Closed David-Chadwick closed 7 months ago

David-Chadwick commented 8 months ago

The proposed verification algorithm text will say " This specification might be used with many different key discovery protocols. As such, discovery of verification keys is described in a different section of this document, and is assumed to have succeeded prior to beginning the verification process. "

First there should be a reference to the "different section of this document".

Second, this different section needs to have text about obtaining the right/current key and not an old e.g. revoked key. This section should also contain text about using/not using the credentialStatus property since this is critical to ensuring you have the right key.

selfissued commented 8 months ago

@David-Chadwick, is there corresponding text about obtaining a valid key in the Data Integrity spec that you'd like us to mirror here? Whatever we say in this regard should be actionable and not vague, should we say anything at all.

With respect to credentialStatus, we already say "Status extension mechanisms such as credentialStatus SHOULD be checked. If the extension mechanism type is not understood, this property MUST be ignored."

David-Chadwick commented 8 months ago

"Status extension mechanisms such as credentialStatus SHOULD be checked. If the extension mechanism type is not understood, this property MUST be ignored."

This is the opposite of good security practice. If a relying party cannot interpret status information it MUST assume that the credential has been revoked.
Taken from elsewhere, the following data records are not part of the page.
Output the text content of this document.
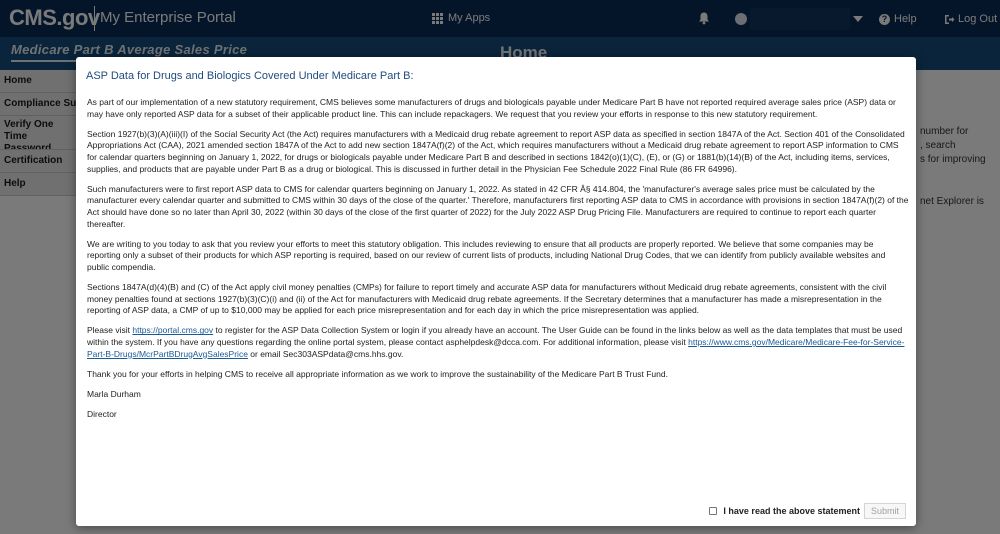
ASP Data for Drugs and Biologics Covered Under Medicare Part B:

As part of our implementation of a new statutory requirement, CMS believes some manufacturers of drugs and biologicals payable under Medicare Part B have not reported required average sales price (ASP) data or may have only reported ASP data for a subset of their applicable product line. This can include repackagers. We request that you review your efforts in response to this new statutory requirement.

Section 1927(b)(3)(A)(iii)(I) of the Social Security Act (the Act) requires manufacturers with a Medicaid drug rebate agreement to report ASP data as specified in section 1847A of the Act. Section 401 of the Consolidated Appropriations Act (CAA), 2021 amended section 1847A of the Act to add new section 1847A(f)(2) of the Act, which requires manufacturers without a Medicaid drug rebate agreement to report ASP information to CMS for calendar quarters beginning on January 1, 2022, for drugs or biologicals payable under Medicare Part B and described in sections 1842(o)(1)(C), (E), or (G) or 1881(b)(14)(B) of the Act, including items, services, supplies, and products that are payable under Part B as a drug or biological. This is discussed in further detail in the Physician Fee Schedule 2022 Final Rule (86 FR 64996).

Such manufacturers were to first report ASP data to CMS for calendar quarters beginning on January 1, 2022. As stated in 42 CFR Â§ 414.804, the 'manufacturer's average sales price must be calculated by the manufacturer every calendar quarter and submitted to CMS within 30 days of the close of the quarter.' Therefore, manufacturers first reporting ASP data to CMS in accordance with provisions in section 1847A(f)(2) of the Act should have done so no later than April 30, 2022 (within 30 days of the close of the first quarter of 2022) for the July 2022 ASP Drug Pricing File. Manufacturers are required to continue to report each quarter thereafter.

We are writing to you today to ask that you review your efforts to meet this statutory obligation. This includes reviewing to ensure that all products are properly reported. We believe that some companies may be reporting only a subset of their products for which ASP reporting is required, based on our review of current lists of products, including National Drug Codes, that we can identify from publicly available websites and public compendia.

Sections 1847A(d)(4)(B) and (C) of the Act apply civil money penalties (CMPs) for failure to report timely and accurate ASP data for manufacturers without Medicaid drug rebate agreements, consistent with the civil money penalties found at sections 1927(b)(3)(C)(i) and (ii) of the Act for manufacturers with Medicaid drug rebate agreements. If the Secretary determines that a manufacturer has made a misrepresentation in the reporting of ASP data, a CMP of up to $10,000 may be applied for each price misrepresentation and for each day in which the price misrepresentation was applied.

Please visit https://portal.cms.gov to register for the ASP Data Collection System or login if you already have an account. The User Guide can be found in the links below as well as the data templates that must be used within the system. If you have any questions regarding the online portal system, please contact asphelpdesk@dcca.com. For additional information, please visit https://www.cms.gov/Medicare/Medicare-Fee-for-Service-Part-B-Drugs/McrPartBDrugAvgSalesPrice or email Sec303ASPdata@cms.hhs.gov.

Thank you for your efforts in helping CMS to receive all appropriate information as we work to improve the sustainability of the Medicare Part B Trust Fund.

Marla Durham

Director

I have read the above statement	Submit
selfissued commented 8 months ago

Actually, thinking about it, describing how to use credentialStatus is the job of VCDM - not securing specifications. Talking about it here is a layering violation. Unless there's a reason that I'm wrong about that, I plan to remove the offending sentence from this securing specification.

David-Chadwick commented 8 months ago

It depends. If a specific VC has been revoked, then it is the job of the validation function to determine if the VC is still valid, as you say. But if the issuer's key has been compromised, meaning that a whole bunch of VCs have to be revoked, then its a function of the key management system to check that the issuer's key has not been revoked. This is part of the verification function. Remember that the VC that is being verified could be many months old, during which time the issuer could have had a mishap with its signing key. So the VC that is being verified might be a fake one, created with the compromised key, and backdated to several months ago. So the securing mechanism needs a way to check that the signing key is still good.